我们发现Phi-2不仅能够捕捉到两位物理学家谈论的主题,也能捕捉到具有莎士比亚风格的文笔、用词选择和风格!
Phi-2的局限性#
根据微软(Microsoft),Phi-2 可能存在局限性,例如代码和事实不准确,以及对指令响应的不可靠。在本节中,我们提供了一些快速示例,旨在测试 Phi-2 在代码生成准确性和响应可靠性方面的各种局限性。
生成代码不准确
这里我们测试Phi-2是否通过生成使用不存在或不正确的包(advancedmath)来计算平方根的代码。
raw_inputs = ''' Instruct: Create a function in Python that calculates the square root of a number using the 'advancedmath' package Output: ''' print(run_inference(raw_inputs))
输出:
Generated in 18.45 seconds
Instruct: Create a function in Python that calculates the square root of a number using the 'advancedmath' package
import advancedmath
def calculate_square_root(number):
return advancedmath.sqrt(number)
number = 25
result = calculate_square_root(number)
print(result)
我们看到Phi-2无法告诉我们`advancedmath`包不存在。它自信地提供了一个看似正确的答案。
响应可靠性
接下来,我们测试Phi-2总结和解释 LoRA:大语言模型的低秩自适应这篇技术论文的能力,该论文于2021年6月17日发表。

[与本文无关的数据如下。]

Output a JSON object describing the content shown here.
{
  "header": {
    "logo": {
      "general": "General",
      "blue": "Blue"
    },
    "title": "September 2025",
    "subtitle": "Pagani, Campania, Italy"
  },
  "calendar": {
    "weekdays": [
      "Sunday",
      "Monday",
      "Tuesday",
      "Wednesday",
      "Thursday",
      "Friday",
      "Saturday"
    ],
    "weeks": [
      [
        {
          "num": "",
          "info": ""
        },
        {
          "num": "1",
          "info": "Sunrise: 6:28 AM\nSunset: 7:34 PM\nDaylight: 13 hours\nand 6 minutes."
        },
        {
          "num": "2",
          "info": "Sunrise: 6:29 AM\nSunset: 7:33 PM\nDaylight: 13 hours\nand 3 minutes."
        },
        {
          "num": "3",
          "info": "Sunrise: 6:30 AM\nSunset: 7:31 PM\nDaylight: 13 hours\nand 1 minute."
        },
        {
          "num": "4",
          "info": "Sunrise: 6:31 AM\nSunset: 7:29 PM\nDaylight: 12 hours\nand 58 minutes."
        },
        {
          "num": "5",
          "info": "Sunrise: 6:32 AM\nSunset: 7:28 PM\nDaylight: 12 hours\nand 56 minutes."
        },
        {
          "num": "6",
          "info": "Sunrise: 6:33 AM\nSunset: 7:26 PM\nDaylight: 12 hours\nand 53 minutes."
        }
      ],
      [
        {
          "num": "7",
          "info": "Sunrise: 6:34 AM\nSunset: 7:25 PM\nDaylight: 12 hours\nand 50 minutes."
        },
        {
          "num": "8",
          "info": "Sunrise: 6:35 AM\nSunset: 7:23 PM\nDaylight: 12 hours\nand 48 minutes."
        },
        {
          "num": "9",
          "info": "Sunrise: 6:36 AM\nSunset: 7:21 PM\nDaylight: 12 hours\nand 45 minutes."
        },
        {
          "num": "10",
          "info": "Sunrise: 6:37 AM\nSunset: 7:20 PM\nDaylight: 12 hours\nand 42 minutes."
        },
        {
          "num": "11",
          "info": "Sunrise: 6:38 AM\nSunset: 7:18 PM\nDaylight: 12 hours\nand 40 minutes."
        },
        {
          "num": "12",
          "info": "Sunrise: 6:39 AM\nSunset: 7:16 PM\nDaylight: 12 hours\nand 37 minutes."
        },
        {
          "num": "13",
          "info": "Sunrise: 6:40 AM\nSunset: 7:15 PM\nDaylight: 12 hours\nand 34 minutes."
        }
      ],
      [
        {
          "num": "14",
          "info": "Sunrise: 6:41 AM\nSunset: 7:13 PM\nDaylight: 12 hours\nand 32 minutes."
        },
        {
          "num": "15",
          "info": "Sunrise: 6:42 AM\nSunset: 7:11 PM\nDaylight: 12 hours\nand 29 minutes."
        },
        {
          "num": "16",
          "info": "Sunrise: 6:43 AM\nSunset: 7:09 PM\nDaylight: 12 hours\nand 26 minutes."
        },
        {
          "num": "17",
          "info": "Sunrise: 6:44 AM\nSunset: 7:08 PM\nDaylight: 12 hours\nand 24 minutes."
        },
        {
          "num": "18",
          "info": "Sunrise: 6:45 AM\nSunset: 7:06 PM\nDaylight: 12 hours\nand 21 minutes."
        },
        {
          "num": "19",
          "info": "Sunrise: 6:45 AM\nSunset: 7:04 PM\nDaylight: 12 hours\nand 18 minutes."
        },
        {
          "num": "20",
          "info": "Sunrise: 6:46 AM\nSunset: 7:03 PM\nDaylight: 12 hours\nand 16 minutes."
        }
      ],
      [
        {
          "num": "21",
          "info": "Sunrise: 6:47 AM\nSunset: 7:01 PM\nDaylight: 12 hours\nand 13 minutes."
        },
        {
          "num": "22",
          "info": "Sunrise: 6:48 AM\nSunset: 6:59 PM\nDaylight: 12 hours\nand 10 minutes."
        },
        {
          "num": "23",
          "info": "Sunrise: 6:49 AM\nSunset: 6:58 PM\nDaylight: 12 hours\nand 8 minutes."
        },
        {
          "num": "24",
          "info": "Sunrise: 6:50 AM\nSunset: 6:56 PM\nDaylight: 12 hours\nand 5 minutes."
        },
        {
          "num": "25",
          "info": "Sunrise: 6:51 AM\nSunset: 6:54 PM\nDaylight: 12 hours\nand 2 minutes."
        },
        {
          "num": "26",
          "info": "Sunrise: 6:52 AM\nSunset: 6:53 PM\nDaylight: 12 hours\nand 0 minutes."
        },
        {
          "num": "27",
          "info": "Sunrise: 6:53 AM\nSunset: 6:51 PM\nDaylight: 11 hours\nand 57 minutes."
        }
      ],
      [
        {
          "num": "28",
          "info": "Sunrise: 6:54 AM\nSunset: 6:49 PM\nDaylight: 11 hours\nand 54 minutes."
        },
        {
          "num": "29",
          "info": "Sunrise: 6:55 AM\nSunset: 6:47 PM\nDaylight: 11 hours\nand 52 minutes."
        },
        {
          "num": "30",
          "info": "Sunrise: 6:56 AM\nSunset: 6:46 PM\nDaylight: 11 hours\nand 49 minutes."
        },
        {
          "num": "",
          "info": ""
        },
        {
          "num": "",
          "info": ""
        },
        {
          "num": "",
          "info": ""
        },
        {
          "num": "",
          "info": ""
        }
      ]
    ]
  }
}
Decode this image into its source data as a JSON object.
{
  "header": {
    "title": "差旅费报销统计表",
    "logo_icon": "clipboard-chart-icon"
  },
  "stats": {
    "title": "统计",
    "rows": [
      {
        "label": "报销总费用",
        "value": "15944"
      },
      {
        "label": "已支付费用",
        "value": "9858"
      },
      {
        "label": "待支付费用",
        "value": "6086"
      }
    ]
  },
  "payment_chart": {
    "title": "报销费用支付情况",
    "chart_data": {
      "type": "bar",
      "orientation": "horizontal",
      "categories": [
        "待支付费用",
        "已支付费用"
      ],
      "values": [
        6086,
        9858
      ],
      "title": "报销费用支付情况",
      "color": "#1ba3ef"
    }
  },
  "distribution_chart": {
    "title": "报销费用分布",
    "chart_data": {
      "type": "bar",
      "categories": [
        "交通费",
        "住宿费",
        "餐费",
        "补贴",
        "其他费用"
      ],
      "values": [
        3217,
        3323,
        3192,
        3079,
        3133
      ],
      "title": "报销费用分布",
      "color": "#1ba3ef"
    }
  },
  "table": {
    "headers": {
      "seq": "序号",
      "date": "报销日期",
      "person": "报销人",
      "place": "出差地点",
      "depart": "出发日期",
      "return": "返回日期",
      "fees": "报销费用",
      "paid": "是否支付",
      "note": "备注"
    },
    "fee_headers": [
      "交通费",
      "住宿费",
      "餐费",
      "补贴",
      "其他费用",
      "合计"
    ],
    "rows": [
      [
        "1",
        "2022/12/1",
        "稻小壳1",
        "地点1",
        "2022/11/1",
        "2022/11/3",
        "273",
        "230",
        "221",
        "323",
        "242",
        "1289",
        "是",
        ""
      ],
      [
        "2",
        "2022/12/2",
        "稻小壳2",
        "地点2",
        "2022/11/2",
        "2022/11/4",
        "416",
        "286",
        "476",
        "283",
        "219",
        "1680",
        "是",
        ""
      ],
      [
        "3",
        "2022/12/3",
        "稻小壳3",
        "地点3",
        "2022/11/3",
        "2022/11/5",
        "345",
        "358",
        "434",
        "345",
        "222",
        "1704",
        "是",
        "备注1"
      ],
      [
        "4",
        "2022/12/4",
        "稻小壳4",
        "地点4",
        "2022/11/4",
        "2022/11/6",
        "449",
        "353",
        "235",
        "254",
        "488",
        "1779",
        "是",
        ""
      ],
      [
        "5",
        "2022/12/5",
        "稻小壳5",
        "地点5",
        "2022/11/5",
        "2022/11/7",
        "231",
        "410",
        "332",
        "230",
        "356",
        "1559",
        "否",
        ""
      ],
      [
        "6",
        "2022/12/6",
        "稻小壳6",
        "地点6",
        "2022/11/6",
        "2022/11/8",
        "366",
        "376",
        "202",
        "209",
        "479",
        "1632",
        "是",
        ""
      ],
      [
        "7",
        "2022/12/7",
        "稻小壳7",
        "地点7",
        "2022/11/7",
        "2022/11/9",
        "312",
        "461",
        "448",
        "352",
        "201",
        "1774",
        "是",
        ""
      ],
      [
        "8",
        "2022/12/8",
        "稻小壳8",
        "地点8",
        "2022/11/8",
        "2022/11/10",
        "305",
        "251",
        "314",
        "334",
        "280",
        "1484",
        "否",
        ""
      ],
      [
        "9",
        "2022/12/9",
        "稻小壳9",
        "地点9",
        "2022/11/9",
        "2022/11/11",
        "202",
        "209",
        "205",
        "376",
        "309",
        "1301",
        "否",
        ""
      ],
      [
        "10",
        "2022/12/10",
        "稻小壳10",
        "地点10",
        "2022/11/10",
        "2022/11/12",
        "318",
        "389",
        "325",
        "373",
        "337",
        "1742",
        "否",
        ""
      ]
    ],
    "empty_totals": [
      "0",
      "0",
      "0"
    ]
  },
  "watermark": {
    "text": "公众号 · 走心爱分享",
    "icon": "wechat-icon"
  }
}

raw_inputs = ''' Summarize the paper "LoRA: Low-Rank Adaptation of Large Language Models" and explain the method in details. ''' print(run_inference(raw_inputs))
输出:
Generated in 18.52 seconds Summarize the paper "LoRA: Low-Rank Adaptation of Large Language Models" and explain the method in details. A: The paper "LoRA: Low-Rank Adaptation of Large Language Models" proposes a method for adapting large language models (LLMs) to specific tasks by reducing their size and complexity. The method, called Low-Rank Adaptation (LoRA), involves projecting the input text onto a lower-dimensional space using a low-rank matrix factorization (LRMF) technique. The resulting low-rank representation is then used to train a new LLM on the reduced data, which is found to perform well on the target task. The paper evaluates the effectiveness of LoRA on several benchmark tasks, including text classification, question answering, and machine translation, and shows that it achieves state-of-the-art performance while significantly reducing the computational cost of training LLMs.
我们看到模型对LoRA的解释是错误的,因为该方法与减少可训练参数的数量有关,而不是将输入数据投射到一个低维空间。这很可能是因为模型在训练期间没有接触到LoRA论文。